U.S. Says Contractor Made Little Progress on Iraq Projects

By Dana Hedgpeth and Amit R. Paley
Washington Post Staff Writers
Monday, July 28, 2008

The U.S. government paid a California contractor $142 million to build prisons, fire stations and police facilities in Iraq that it never built or finished, according to audits by a watchdog office.

The Special Inspector General for Iraq Reconstruction (SIGIR) said Parsons of Pasadena, Calif., received the money, part of a total of $333 million but only completed about one-third of the projects, which also included courthouses and border control stations. The inspector general's office is expected to release two detailed audits today, evaluating Parsons's work on the contract, which is worth up to $900 million.

"Far less was accomplished under this contract than originally planned," the inspector general wrote. "Millions of dollars in waste are likely associated with incomplete, terminated and abandoned projects under this contract." Auditors did not give a dollar figure of how much had potentially been wasted, but they said Parsons got about 10 percent -- or $11.3 million -- of the $108 million of award fees it could have received.

Parsons said in a written statement yesterday that it had "some serious reservations about the conclusions" in the audits, saying the company was hindered by the violent and unstable security situation in Iraq. One of Parsons's subcontractors was shot and killed at close range while in his office, the company said.

Parsons's work is emblematic of other troubles in the $50 billion U.S. reconstruction effort, in which there have been widespread problems of contractors doing poor work, being late and overspending on projects. Those issues combined with bad record-keeping, lack of oversight by overworked government managers, and high personnel turnover for both the government and contractors in an unstable war zone have created millions of dollars in waste, according to the Iraq inspector general.

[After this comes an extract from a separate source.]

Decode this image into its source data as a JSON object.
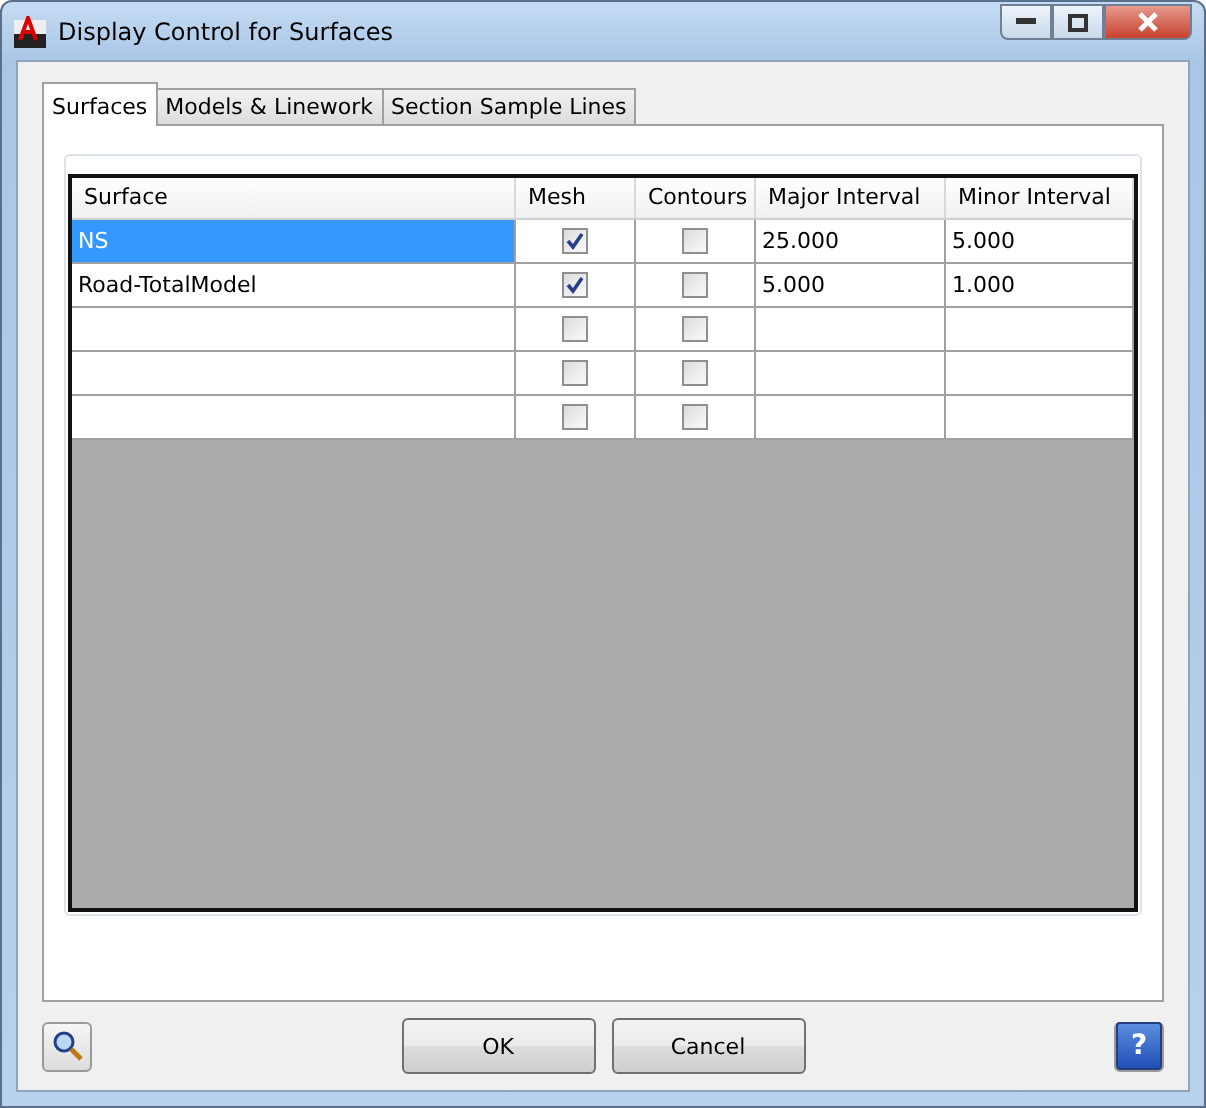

But SIGIR conceded that Parsons's "failure to complete some of the work was understandable because of its complex nature and unstable security environment."

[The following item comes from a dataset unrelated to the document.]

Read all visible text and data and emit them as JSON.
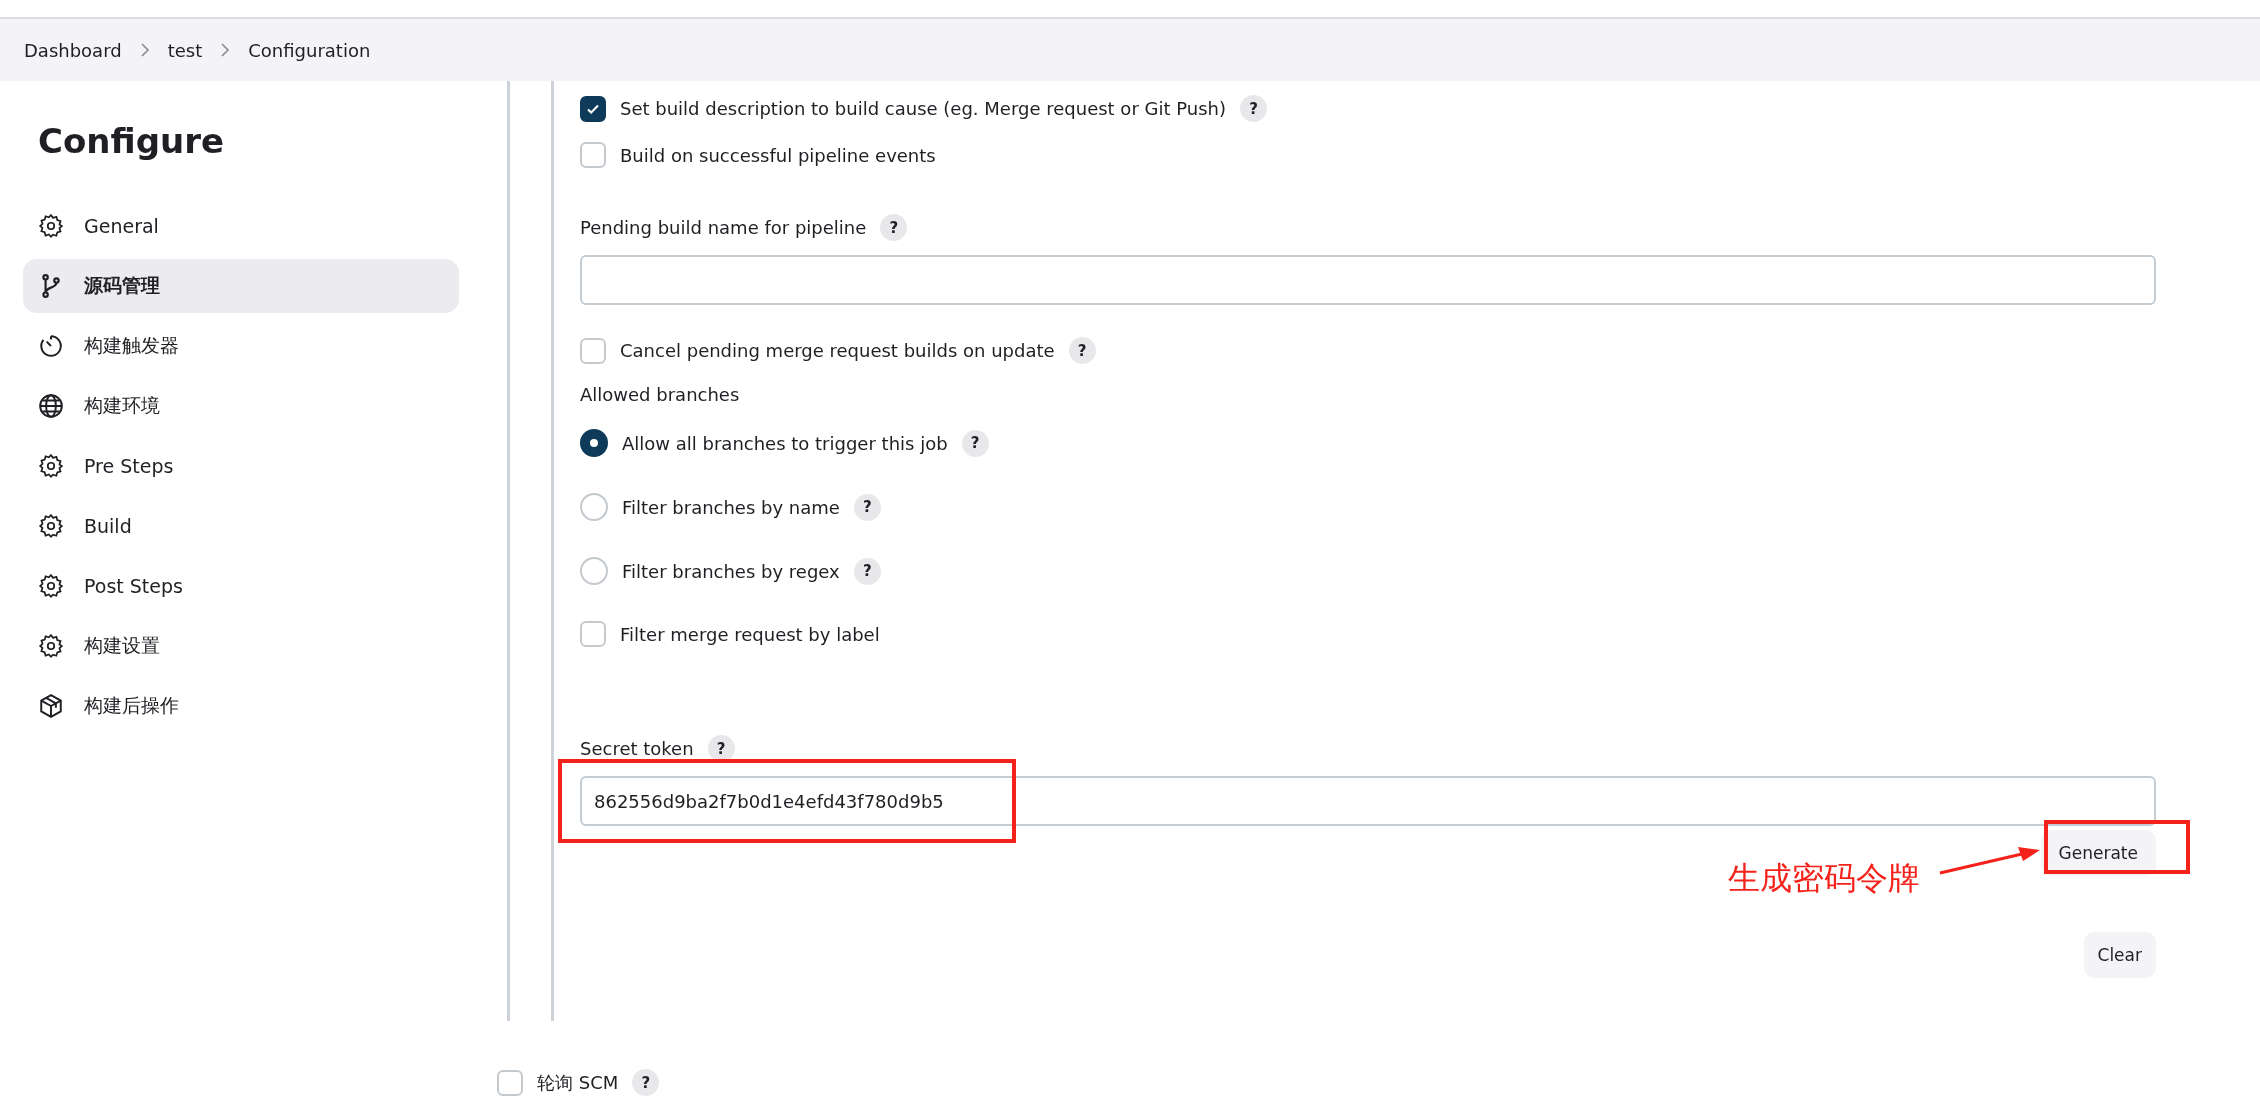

The office, which is charged with finding waste, fraud and abuse in U.S. spending, said a contract of Parsons's size should have had 50 to 60 contracting officers and specialists working on it, but it only had 10.

Parsons won its lucrative deal in 2004 to do security and justice work in Iraq, as part of a dozen other big reconstruction deals. Of 53 construction projects in the Parsons contract, only 18 were completed.

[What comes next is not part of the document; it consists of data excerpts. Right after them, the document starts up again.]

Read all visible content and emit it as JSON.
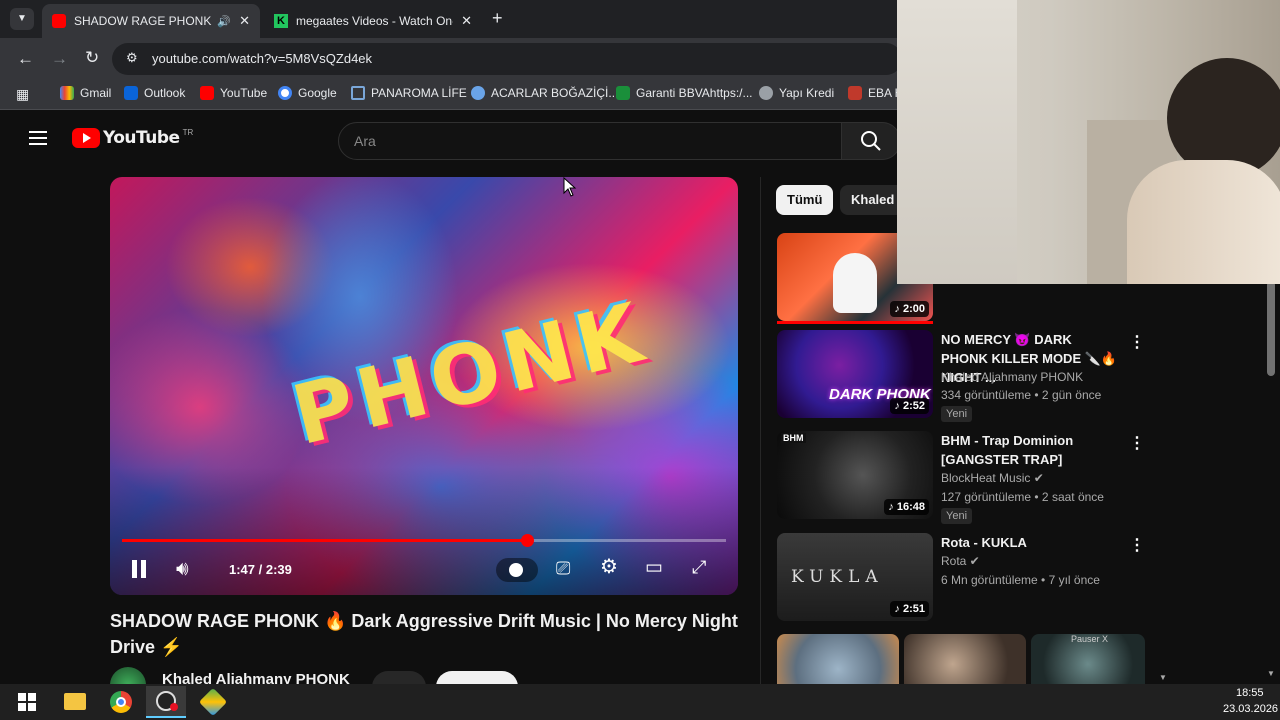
{
  "tabs": [
    {
      "title": "SHADOW RAGE PHONK 🔥",
      "active": true
    },
    {
      "title": "megaates Videos - Watch On-D",
      "active": false
    }
  ],
  "toolbar": {
    "url": "youtube.com/watch?v=5M8VsQZd4ek"
  },
  "bookmarks": [
    "Gmail",
    "Outlook",
    "YouTube",
    "Google",
    "PANAROMA LİFE",
    "ACARLAR BOĞAZİÇİ...",
    "Garanti BBVAhttps:/...",
    "Yapı Kredi",
    "EBA H"
  ],
  "youtube": {
    "logo_text": "YouTube",
    "country": "TR",
    "search_placeholder": "Ara"
  },
  "player": {
    "overlay_text": "PHONK",
    "time": "1:47 / 2:39",
    "progress": 0.67
  },
  "video": {
    "title": "SHADOW RAGE PHONK 🔥 Dark Aggressive Drift Music | No Mercy Night Drive ⚡",
    "channel": "Khaled Aljahmany PHONK"
  },
  "chips": [
    "Tümü",
    "Khaled"
  ],
  "recommendations": [
    {
      "title": "",
      "channel": "",
      "meta": "",
      "duration": "2:00",
      "badge": ""
    },
    {
      "title": "NO MERCY 😈 DARK PHONK KILLER MODE 🔪🔥 NIGHT ...",
      "channel": "Khaled Aljahmany PHONK",
      "meta": "334 görüntüleme • 2 gün önce",
      "duration": "2:52",
      "badge": "Yeni",
      "thumb_text": "DARK PHONK"
    },
    {
      "title": "BHM - Trap Dominion [GANGSTER TRAP]",
      "channel": "BlockHeat Music ✔",
      "meta": "127 görüntüleme • 2 saat önce",
      "duration": "16:48",
      "badge": "Yeni",
      "thumb_text": "BHM"
    },
    {
      "title": "Rota - KUKLA",
      "channel": "Rota ✔",
      "meta": "6 Mn görüntüleme • 7 yıl önce",
      "duration": "2:51",
      "badge": "",
      "thumb_text": "KUKLA"
    }
  ],
  "shorts_label": "Pauser X",
  "taskbar": {
    "time": "18:55",
    "date": "23.03.2026"
  },
  "colors": {
    "accent": "#ff0000",
    "bg": "#0f0f0f",
    "chrome": "#35363a"
  }
}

Auditors gave Parsons a scathing report on one of its biggest projects -- a multimillion-dollar prison in Diyala that was to house 1,800 inmates and help alleviate overcrowded facilities -- calling it a failure and wasteful. The U.S. government fired Parsons from the prison contract two years ago, saying it was late and over budget. It paid Parsons $31 million, and then paid other contractors $9 million to keep working on the project.

But now the prison -- known as Kahn Bani Sa'ad Correctional Facility -- sits unfinished and dilapidated. Local residents have derisively nicknamed it "the whale." At one of the buildings, the second floor is without a roof. Gray cement walls jut up in the sky. There is no plumbing or electricity. Windows have not been put in, and walls are unpainted. Roads in the complex remain unpaved.

Al al-Mayahi, who said he was one of the subcontractors on the project, said that when the floors began to collapse because of poor materials used in their construction, the Americans refused to pay one of the Iraqi contractors on the deal and the man fled. In the past two years, al Mayahi said, nothing's been done on the project. "I'm disappointed with this entire project," said al Mayahi, who said he was also owed money on the project.

About 400 Iraqi soldiers have been camped out at the site for about a week to prepare for a major military operation in Diyala, according to Lt. Col. Ali al-Suaidi. He was horrified at the state of the building.

The U.S. government says it turned the project over to the Iraqis in August 2007, but a spokeswoman for the Iraqi Justice Ministry said yesterday that it was not under their control.

"It hasn't been completed yet for it to be handed over to us," said spokeswoman Fayhaa Khudir.

The Iraq inspector general said "at this point the entire amount disbursed for this project may ultimately be wasted because the Government of Iraq currently has no plan for completing or using this facility."

Paley reported from Baghdad, and a special correspondent in Diyala province contributed to this report.